Fatih Yılmaz

Personal information
- Date of birth: 5 March 1989 (age 37)
- Place of birth: Hannover, West Germany
- Height: 1.74 m (5 ft 9 in)
- Position: Midfielder

Youth career
- 0000–2005: VfB Hannover-Wülfel
- 2005–2007: Hannover 96
- 2007–2008: Eintracht Braunschweig

Senior career*
- Years: Team / Apps / (Gls)
- 2008–2010: Eintracht Braunschweig II / 23 / (1)
- 2008–2010: Eintracht Braunschweig / 3 / (0)
- 2011: Manisaspor / 0 / (0)
- 2011–2012: Eintracht Nordhorn / 7 / (0)
- 2012: SV Wilhelmshaven / 16 / (1)
- 2013: Etar 1924 / 8 / (0)
- 2013–2014: Denizlispor / 2 / (0)
- 2015: FSV Optik Rathenow / 0 / (0)
- Total:  / 59 / (2)

= Fatih Yılmaz (footballer, born 1989) =

Turkish footballer

Fatih Yılmaz (born 5 March 1989) is a Turkish former professional footballer who played as a midfielder.

==Career==
Born in Hannover, Yılmaz began his career in his hometown for VfB Hannover-Wülfel and in 2005 joined the youth team of Hannover 96. He played for Hannover 96 between 2005 and 2007 and signed then in the summer of the latter year with Eintracht Braunschweig. In May 2010 it was confirmed that his contract would not be renewed and he left the club on 30 June 2010.
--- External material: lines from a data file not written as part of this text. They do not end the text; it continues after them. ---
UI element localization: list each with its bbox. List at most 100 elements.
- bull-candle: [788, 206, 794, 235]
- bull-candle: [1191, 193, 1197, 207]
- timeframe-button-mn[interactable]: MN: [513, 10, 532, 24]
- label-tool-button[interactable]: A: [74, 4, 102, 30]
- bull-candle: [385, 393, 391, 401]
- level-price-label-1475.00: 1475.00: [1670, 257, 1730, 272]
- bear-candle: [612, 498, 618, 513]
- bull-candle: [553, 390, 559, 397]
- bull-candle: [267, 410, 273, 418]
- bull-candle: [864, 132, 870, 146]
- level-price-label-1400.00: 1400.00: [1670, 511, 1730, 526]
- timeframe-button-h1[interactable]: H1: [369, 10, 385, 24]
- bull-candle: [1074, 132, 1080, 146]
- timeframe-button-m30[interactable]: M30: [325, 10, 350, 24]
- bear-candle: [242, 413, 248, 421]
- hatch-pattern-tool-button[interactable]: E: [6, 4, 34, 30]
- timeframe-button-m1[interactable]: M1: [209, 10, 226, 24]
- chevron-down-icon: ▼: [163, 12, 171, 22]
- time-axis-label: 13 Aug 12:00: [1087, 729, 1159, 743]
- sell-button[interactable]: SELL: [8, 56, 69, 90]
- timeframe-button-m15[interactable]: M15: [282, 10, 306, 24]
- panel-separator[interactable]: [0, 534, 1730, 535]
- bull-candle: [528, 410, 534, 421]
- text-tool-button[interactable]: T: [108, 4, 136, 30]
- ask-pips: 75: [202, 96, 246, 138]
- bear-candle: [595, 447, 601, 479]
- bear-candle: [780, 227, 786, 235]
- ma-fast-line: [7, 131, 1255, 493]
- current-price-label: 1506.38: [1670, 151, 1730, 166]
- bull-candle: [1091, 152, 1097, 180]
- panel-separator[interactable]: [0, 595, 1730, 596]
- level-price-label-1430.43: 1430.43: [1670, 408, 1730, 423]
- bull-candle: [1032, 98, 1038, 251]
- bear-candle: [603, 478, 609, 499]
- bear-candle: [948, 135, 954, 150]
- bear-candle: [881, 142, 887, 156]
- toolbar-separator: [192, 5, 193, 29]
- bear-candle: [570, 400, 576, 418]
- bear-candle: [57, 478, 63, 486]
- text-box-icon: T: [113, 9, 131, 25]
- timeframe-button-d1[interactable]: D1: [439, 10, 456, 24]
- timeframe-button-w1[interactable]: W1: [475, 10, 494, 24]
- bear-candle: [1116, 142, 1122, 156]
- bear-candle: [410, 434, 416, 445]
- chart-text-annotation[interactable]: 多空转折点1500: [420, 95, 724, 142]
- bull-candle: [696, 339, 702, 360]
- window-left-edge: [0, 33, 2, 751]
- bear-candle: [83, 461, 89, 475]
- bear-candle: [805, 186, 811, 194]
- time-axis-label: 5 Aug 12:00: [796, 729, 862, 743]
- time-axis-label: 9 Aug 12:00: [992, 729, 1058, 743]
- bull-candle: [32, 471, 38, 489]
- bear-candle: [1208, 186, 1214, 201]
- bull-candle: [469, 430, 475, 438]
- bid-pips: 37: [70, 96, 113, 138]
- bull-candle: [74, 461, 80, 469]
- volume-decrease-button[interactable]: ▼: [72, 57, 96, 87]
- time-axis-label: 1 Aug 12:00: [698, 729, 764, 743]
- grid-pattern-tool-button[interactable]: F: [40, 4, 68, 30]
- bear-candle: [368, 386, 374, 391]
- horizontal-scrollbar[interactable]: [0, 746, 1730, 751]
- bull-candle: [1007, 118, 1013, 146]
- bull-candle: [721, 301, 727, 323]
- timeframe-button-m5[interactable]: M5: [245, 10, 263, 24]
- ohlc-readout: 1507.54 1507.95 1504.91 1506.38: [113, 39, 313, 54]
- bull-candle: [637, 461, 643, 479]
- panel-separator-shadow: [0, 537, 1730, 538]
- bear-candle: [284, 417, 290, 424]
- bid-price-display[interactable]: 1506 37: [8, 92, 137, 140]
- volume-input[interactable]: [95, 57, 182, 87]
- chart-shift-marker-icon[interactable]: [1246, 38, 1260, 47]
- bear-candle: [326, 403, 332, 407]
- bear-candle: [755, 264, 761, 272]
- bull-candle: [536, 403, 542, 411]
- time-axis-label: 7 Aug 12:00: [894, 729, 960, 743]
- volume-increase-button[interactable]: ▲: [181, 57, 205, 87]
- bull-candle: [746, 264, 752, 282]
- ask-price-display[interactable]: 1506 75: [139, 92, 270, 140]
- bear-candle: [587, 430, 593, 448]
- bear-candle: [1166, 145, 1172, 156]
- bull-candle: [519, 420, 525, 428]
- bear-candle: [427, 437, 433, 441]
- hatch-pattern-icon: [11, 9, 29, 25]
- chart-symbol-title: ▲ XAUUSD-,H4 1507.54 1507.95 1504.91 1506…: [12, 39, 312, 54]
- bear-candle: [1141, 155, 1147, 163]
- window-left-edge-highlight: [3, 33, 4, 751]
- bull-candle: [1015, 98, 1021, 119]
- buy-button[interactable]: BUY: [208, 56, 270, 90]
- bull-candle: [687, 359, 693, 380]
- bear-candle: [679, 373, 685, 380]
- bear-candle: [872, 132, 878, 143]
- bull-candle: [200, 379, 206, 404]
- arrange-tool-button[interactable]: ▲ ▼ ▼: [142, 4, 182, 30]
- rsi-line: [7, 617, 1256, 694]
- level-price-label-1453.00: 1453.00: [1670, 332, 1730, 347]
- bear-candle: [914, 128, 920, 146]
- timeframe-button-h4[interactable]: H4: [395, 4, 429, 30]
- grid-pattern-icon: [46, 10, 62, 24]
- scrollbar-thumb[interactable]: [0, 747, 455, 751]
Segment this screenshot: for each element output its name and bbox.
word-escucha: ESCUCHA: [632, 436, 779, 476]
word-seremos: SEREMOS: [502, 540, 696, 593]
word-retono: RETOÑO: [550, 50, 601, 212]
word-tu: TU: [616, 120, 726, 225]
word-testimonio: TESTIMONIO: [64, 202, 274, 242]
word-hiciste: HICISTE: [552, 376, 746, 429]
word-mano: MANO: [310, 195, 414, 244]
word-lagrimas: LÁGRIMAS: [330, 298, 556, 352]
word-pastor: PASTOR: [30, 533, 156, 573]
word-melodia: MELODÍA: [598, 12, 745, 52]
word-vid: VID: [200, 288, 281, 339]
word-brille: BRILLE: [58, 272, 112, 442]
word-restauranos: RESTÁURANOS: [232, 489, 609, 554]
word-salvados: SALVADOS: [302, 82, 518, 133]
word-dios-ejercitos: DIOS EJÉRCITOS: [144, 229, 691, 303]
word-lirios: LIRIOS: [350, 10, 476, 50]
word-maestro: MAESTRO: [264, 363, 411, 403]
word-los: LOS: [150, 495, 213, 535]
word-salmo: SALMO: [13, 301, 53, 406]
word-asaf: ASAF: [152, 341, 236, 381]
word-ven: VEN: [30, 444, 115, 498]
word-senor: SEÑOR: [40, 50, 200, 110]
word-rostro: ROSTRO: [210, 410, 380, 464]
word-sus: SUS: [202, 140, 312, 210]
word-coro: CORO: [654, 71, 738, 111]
In January 2011 he signed a contract with Türkcell Süper Lig club Manisaspor. However, after only a few months he returned to Germany and joined Eintracht Nordhorn in the fifth tier Niedersachsenliga. He signed with Regionalliga Nord club SV Wilhelmshaven during the winter break of the 2011–12 season.

==Personal life==
Fatih is the older brother of Yusuf Yılmaz and both hold a German passport.